Infiltrados apoiados por estrangeiros atiraram em manifestantes e na polícia para criar pretexto para invasão, segundo o ministro das Relações Exteriores, Abbas Araghchi
O Irão tem extensas provas que mostram que os EUA e Israel tiveram um “mão grande” nos recentes distúrbios no país, disse o ministro das Relações Exteriores, Abbas Araghchi, em uma reunião de diplomatas estrangeiros em Teerã na segunda-feira.
A declaração surge depois de confrontos violentos entre os manifestantes e as autoridades eclodirem no closing do mês passado, que levaram a dezenas de mortes entre as forças de segurança iranianas e transeuntes civis.
Várias mesquitas, centros médicos e outros edifícios foram incendiados em todo o país.
De acordo com Araghchi, protestos em todo o país “tornou-se violento e sangrento para dar uma desculpa” para o presidente dos EUA, Donald Trump, intervir militarmente no país.
“Temos muitos documentos e provas do envolvimento dos EUA e de Israel nas ações terroristas dos últimos dias no Irão”, disse. Araghchi afirmou.
Araghchi acrescentou que foram vistos agentes armados entre os manifestantes, afirmando que Teerã “mensagens de áudio gravadas recebidas por esses agentes terroristas dando-lhes ordens para atirar contra os manifestantes… contra o pessoal de segurança e da polícia… [and on] civis pacíficos.”
O ministro das Relações Exteriores iraniano disse que “muitos dos mortos receberam tiros pelas costas”. Ele observou que Teerã tem evidências substanciais de que alguns agentes receberam ordens diretas de potências estrangeiras e insistiu que há “prova viva de que os EUA e Israel têm uma grande influência nestes actos terroristas.”

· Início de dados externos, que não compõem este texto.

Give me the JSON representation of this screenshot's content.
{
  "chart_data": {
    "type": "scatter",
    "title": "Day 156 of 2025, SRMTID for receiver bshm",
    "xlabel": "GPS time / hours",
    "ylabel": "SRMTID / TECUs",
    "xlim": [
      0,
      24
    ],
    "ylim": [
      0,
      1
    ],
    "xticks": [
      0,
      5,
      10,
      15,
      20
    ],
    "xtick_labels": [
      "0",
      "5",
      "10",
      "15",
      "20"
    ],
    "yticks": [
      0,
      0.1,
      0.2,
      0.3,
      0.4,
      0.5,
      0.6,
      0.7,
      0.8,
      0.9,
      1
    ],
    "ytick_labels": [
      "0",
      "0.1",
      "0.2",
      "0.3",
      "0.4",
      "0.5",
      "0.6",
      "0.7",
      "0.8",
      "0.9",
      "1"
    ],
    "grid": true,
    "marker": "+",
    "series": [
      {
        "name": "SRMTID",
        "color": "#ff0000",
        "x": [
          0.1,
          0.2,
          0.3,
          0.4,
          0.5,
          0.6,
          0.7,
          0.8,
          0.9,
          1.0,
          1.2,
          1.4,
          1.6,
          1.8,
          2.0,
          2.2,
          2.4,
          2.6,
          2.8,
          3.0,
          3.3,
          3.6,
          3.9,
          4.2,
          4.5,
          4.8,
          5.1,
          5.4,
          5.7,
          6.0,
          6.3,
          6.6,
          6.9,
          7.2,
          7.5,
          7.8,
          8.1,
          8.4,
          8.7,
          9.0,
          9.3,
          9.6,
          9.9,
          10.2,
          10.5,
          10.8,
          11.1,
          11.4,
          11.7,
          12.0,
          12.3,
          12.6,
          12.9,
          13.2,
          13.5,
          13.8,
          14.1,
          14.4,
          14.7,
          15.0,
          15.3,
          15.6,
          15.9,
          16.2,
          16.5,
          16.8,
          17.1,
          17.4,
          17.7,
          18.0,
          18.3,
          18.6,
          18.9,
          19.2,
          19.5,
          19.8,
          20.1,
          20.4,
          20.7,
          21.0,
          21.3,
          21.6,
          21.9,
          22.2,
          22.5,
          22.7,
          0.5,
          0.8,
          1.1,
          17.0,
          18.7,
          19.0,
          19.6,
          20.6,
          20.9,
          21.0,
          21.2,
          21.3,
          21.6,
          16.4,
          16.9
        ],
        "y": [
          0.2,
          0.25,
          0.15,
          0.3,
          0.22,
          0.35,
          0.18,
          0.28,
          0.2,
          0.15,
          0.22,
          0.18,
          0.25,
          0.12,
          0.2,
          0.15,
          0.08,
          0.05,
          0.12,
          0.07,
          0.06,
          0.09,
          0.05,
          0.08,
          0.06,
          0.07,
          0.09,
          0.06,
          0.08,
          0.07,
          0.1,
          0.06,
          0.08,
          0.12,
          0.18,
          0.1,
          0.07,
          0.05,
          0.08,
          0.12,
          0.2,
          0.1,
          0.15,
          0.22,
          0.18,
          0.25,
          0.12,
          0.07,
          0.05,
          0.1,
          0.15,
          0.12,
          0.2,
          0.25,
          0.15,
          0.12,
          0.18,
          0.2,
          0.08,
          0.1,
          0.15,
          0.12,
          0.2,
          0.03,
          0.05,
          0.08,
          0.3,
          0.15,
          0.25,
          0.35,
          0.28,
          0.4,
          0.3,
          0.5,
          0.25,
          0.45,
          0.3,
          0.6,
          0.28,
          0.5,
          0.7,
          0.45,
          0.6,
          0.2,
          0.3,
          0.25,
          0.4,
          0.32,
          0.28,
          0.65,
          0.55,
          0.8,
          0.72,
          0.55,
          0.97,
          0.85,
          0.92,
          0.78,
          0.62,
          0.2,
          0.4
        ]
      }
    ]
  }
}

Araghchi também afirmou que os infiltrados foram auxiliados pela agência de inteligência israelense Mossad, observando que “Operativos do Mossad falando farsi… [were] infiltrando-se nesses protestos.”

Ele também criticou os governos ocidentais, dizendo que condenavam a polícia do Irão em vez do “terroristas”.
As observações foram feitas depois de Trump e o primeiro-ministro israelense, Benjamin Netanyahu, expressarem apoio aos protestos que eclodiram nas cidades iranianas em 28 de dezembro, marcando a pior agitação dos últimos anos. Os protestos transformaram-se em confrontos com a polícia, ataques a edifícios governamentais e exigências de alguns manifestantes pela restauração da monarquia. Em resposta, as autoridades fecharam as redes telefónicas e a Web em todo o país.
No Verão passado, os EUA juntaram-se a um ataque israelita a várias das maiores instalações nucleares da República Islâmica, depois de o terem acusado de desenvolver uma arma nuclear – alegações que Teerão negou, insistindo que o seu programa é puramente pacífico.